Маше присущ рациональный взгляд на мир даже в большей степени, чем ему, а капитан всё-таки утонул. И о смерти Свободина он знал заранее, и зимой в Петербурге напугал врача, лечащего Лескова, предупредив, что Николай Семёнович проживёт ещё всего лишь два года. Так и произойдёт. Конечно, здесь проявился талант медицинский, но тем не менее.

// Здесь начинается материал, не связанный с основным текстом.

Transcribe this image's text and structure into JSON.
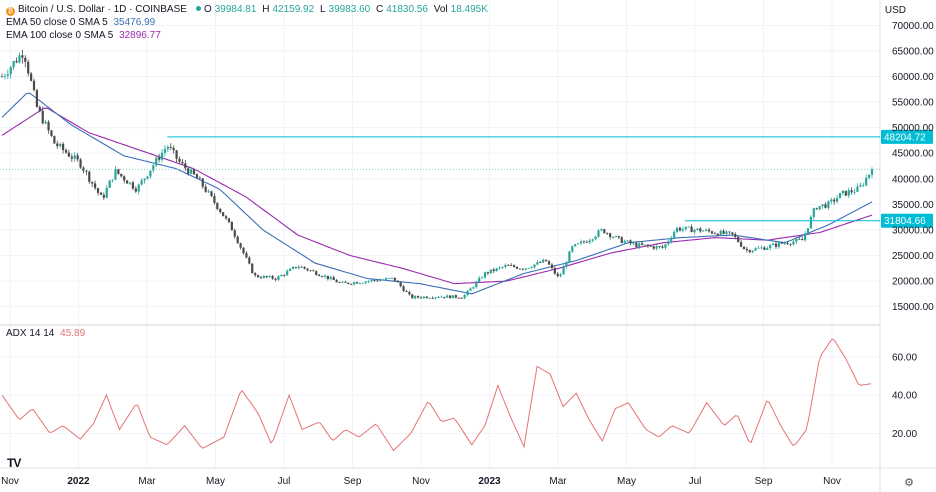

Вот и Потапенко при всём своём хохлацком певучем обаянии, при самых добрых отношениях с ним почему-то тревожит. С первой встречи в Одессе возникла непонятная неприязнь к нему. Пророческое чувство предупреждало, что произойдёт нечто дурное в жизни писателя Чехова по вине Игнатия. Может быть, даже случится нечто роковое. Может быть, уже сейчас и начнётся это «нечто». Вот уже слышны шаги, стук в дверь квартиры...
— Это к тебе, Марья?
— Не знаю. Наверное. Хозяйка откроет.
Звук открываемой двери, голоса, «нечто» уже на пороге. Вот оно и вошло. Не оно, а она — сама юность в светлом платьице, с удивлёнными глазами, капризными губками, растрёпанными светлыми кудряшками.
— Таня Щепкина-Куперник, — представила Маша гостью. — Я тебе о ней говорила, Антон. Пишет пьесы и стихи. Её пьесу взял Малый театр.